Fourth WW1 exhibition on at museum
LETTERS written on a portable typewriter brought scores of Dunedin families the devastating news that their soldier loved ones had died in 1918, the final year of World War 1.
A portable typewriter, once owned by Rev Edmund Tipler, a Dunedin Presbyterian minister who served as chaplain to the 1st Otago Battalion in France, is displayed in the Toitu Otago Settlers Museum’s latest World War 1 exhibition.
A letter facsimile contains words of comfort offered by another Presbyterian chaplain with the Otagos, the Rev David Herron.
Titled ‘‘1918: the final year of conflict’’, the exhibition has opened at the museum’s Call to Arms Gallery.
It is the fourth and last of a series of WW1 commemorative exhibitions staged at the gallery to mark the respective annual 100year anniversaries linked to WW1.

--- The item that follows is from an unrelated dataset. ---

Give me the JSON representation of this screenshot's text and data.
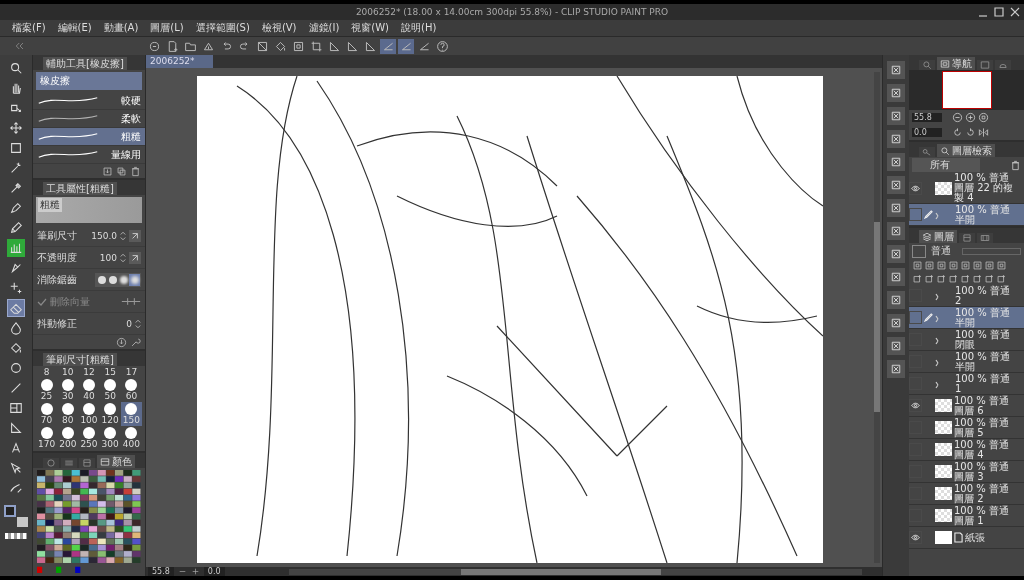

Exhibition developer William McKee said that, in contrast with 1918, many earlier WW1 battles and campaigns, including Gallipoli in 1915, had gained more attention from the public.
‘‘It was a forgotten year, but it was devastating.’’
More than 500 Dunedin servicemen died in 1918, the secondhighest annual total of the war, whereas about 270 Dunedin people had died at Gallipoli.
Museum curator Sean Brosnahan said Otago units played a ‘‘crucial role’’ in halting a major German breakthrough in France, in March 1918.
The later ‘‘100 Days Campaign’’ was an Allied victory, but came at a ‘‘terrible cost for Dunedin’’, he said.